Now who does not want a seat at the table? I have seen many comments about PCI. Some say it is over-prescriptive, impossible to implement and that there is no "voice" from the merchants or processors, and so on.
Now you have a voice. Voting privileges, previews of enhancements to the standard, and a dialogue with stakeholders are just some of the benefits. This is a very significant development from many perspectives.
Financial institutions have a similar roundtable [BITS], which has very restricted, exclusive membership, but PCI is open to all people and institutions dealing with cardholder data.
Similar to the small number of PCI-compliant companies, there are only about 200 participating organizations currently. Compared to the humongous number of companies that deal with cardholder data, this seems like a very small number. Hopefully the word will spread and PCI will reach the critical mass after September when the payment brands are expected to crack the whip with fines.
Keeping PCI standards current will be a Herculean task. The challenge will be to adopt best practices and controls from other security frameworks to make it a more comprehensive and universal standard so that we don't need multiple audits. If you really want to make a difference, you should actively participate in this grassroots effort.
With more highly publicized breaches, consumers and lawmakers will demand federal intervention and laws. Minnesota became the first state to pass a law referencing PCI compliance. Texas has been working on a similar law.
I am sure many will agree with me that whether or not PCI or any other regulation mandates these controls, we must follow these best practices.

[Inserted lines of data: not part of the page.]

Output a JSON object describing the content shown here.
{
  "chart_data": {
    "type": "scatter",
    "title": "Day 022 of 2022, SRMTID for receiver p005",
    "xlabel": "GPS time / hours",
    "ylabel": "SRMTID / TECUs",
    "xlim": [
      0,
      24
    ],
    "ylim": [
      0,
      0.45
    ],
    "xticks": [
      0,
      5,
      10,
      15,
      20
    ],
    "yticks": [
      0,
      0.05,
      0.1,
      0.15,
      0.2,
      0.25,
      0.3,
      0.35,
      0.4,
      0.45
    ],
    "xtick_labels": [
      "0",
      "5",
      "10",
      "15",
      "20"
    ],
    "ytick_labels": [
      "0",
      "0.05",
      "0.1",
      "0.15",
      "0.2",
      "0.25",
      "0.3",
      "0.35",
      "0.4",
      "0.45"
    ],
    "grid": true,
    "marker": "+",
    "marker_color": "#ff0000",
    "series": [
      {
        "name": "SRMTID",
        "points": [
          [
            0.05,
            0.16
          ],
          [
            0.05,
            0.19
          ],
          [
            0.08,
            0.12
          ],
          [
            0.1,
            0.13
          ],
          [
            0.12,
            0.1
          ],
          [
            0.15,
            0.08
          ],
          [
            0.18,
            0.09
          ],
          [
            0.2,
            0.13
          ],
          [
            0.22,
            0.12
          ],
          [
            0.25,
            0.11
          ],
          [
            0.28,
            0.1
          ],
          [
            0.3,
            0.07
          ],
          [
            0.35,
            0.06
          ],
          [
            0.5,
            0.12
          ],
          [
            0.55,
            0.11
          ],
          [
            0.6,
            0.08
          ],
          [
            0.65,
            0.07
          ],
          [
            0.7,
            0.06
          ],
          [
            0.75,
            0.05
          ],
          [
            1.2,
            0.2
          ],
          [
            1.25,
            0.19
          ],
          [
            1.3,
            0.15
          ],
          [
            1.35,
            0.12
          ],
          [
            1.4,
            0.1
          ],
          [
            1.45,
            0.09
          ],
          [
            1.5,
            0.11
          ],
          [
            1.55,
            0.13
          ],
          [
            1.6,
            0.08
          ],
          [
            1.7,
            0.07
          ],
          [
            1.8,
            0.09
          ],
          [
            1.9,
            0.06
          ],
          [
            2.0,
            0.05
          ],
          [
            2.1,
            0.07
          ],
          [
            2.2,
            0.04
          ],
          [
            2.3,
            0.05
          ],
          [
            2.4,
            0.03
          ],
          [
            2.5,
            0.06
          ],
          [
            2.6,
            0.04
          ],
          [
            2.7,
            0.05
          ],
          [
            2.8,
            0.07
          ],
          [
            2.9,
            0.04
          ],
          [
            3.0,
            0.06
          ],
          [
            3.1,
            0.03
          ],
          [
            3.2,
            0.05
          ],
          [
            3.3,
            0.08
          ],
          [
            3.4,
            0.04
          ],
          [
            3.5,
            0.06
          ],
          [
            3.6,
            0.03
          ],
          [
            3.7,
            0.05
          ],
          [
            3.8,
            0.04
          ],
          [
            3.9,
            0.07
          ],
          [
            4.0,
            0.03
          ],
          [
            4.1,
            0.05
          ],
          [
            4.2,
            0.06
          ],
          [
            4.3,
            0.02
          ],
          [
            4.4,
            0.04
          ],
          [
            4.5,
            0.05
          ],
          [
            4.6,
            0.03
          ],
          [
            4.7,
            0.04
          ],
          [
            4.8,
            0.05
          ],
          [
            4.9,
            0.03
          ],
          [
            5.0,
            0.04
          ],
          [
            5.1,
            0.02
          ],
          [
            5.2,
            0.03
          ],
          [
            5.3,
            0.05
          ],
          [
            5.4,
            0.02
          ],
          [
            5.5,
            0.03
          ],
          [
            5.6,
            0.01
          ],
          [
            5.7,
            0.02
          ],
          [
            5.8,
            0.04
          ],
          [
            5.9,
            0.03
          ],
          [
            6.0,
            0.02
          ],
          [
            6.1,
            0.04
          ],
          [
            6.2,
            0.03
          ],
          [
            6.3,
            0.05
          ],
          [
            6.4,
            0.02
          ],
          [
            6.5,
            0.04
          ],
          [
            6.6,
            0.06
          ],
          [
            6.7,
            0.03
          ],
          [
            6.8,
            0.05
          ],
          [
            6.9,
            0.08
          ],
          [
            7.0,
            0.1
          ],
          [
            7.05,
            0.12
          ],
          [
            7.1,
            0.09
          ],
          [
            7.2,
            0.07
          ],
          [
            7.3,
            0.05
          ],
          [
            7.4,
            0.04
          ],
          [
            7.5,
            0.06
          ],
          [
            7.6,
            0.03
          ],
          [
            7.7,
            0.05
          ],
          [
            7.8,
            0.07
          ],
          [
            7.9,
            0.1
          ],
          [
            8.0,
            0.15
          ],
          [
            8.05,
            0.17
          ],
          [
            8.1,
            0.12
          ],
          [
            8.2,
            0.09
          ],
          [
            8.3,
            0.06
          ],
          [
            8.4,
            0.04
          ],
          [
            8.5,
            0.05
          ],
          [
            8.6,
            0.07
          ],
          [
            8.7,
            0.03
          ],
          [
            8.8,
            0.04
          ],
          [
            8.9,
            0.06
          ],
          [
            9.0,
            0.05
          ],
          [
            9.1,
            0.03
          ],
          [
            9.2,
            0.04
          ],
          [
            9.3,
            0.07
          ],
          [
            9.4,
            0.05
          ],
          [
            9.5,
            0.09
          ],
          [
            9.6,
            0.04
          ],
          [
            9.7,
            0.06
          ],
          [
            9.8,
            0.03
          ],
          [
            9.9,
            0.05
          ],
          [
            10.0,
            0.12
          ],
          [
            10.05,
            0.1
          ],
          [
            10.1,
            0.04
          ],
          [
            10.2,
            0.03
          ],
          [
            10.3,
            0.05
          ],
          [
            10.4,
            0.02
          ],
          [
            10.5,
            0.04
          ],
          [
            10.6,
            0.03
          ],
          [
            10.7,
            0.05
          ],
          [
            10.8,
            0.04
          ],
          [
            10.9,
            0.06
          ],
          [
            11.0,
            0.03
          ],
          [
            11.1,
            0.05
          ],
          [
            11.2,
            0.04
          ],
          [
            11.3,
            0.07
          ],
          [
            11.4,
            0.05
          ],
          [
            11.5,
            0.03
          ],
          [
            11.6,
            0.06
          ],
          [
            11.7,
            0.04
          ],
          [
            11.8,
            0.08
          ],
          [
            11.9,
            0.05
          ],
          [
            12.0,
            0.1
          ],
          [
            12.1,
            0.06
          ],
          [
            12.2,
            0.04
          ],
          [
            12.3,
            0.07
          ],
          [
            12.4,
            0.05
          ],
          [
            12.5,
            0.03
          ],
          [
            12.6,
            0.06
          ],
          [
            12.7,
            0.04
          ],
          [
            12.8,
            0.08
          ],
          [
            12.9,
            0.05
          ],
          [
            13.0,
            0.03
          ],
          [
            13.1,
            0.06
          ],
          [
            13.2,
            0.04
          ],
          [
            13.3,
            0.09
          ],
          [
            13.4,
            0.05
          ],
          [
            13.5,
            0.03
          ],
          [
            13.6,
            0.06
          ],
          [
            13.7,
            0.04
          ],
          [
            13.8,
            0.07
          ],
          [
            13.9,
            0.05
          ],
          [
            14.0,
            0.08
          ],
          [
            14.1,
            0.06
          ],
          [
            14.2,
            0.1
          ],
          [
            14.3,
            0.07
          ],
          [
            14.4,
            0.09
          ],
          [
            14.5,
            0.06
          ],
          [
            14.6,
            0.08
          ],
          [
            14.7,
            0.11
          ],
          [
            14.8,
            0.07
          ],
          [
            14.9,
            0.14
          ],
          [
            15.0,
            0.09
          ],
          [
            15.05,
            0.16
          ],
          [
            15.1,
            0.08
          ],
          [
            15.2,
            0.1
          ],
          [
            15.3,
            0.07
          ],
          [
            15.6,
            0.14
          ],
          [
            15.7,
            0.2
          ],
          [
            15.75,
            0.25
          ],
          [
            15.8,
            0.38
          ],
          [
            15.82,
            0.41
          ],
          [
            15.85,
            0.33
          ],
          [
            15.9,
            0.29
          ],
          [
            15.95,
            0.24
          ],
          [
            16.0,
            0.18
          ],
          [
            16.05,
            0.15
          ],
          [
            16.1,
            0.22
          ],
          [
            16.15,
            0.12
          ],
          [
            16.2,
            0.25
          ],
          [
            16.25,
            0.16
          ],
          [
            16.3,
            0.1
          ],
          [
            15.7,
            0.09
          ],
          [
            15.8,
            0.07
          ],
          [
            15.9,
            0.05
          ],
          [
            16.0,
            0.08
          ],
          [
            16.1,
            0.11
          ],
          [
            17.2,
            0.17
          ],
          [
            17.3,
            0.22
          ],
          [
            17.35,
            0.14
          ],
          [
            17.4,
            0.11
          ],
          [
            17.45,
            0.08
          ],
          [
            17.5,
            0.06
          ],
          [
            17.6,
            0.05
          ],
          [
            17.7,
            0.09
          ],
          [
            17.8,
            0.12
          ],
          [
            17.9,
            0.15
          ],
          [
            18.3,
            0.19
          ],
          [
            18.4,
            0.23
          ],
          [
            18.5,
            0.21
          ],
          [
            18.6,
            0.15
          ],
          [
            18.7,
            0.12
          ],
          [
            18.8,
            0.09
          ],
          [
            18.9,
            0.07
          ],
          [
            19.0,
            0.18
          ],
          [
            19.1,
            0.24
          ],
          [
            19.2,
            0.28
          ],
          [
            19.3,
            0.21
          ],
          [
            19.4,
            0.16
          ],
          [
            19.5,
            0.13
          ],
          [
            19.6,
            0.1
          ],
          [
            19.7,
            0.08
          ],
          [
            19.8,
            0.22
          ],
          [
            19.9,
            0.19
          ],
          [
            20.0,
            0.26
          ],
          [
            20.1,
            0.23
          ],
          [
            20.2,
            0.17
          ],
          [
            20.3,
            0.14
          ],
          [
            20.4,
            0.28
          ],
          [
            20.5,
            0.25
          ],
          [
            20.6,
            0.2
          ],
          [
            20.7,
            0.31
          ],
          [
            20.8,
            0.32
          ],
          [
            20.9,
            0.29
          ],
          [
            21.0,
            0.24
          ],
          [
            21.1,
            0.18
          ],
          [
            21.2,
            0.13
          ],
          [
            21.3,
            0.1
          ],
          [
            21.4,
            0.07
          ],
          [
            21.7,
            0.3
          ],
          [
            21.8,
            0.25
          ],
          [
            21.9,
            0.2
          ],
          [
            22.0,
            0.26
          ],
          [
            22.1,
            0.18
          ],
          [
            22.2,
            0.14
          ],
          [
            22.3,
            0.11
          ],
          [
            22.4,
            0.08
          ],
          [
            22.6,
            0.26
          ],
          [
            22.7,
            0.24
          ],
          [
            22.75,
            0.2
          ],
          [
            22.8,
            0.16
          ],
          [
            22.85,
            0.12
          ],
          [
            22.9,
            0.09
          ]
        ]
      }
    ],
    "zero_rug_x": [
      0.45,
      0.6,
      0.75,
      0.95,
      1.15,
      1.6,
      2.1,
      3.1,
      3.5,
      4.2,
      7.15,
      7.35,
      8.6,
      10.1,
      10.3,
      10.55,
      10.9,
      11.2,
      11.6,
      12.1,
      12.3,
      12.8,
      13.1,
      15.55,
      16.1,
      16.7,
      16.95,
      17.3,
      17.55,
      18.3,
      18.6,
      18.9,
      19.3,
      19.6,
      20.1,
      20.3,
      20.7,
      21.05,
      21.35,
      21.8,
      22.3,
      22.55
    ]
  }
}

So instead of worrying about the onslaught of domino effect legislation, I will continue with our ongoing, annual PCI and internal security standard work. That should keep me quite busy until Jack Bauer and 24 return for another season.
30 seconds on...
Raising the bar
Don't be afraid to raise the bar yourself — PCI should be the minimum baseline, not the ultimate goal. Prepare a chart of all related controls from various frameworks (such as ISO, Cobit and NIST), to establish a benchmark. »Encryption
Another question to ask in the PCI process, before your company institutes any encryption is, do you really need to keep the sensitive data? Next, check if hashing, truncating or other methods will meet the requirements.

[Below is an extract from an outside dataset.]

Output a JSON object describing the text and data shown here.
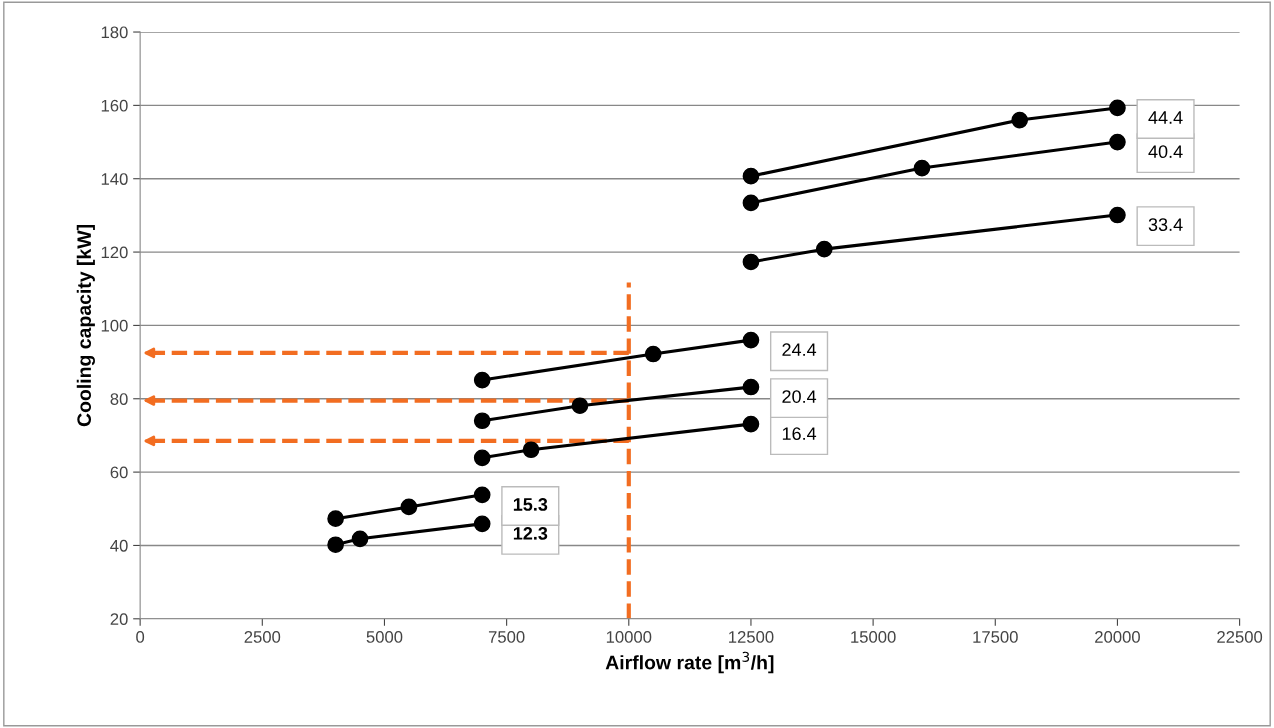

To reduce costs your enterprise can combine various audits into one. IT resources will benefit the most from one audit instead of multiple, time-consuming audits. Automate the compliance process wherever possible.
Celebrate and market security and compliance. Share the stories of the difficult compliance path with everyone within the company, as well as outside, so that people appreciate your commitment and remarkable achievements.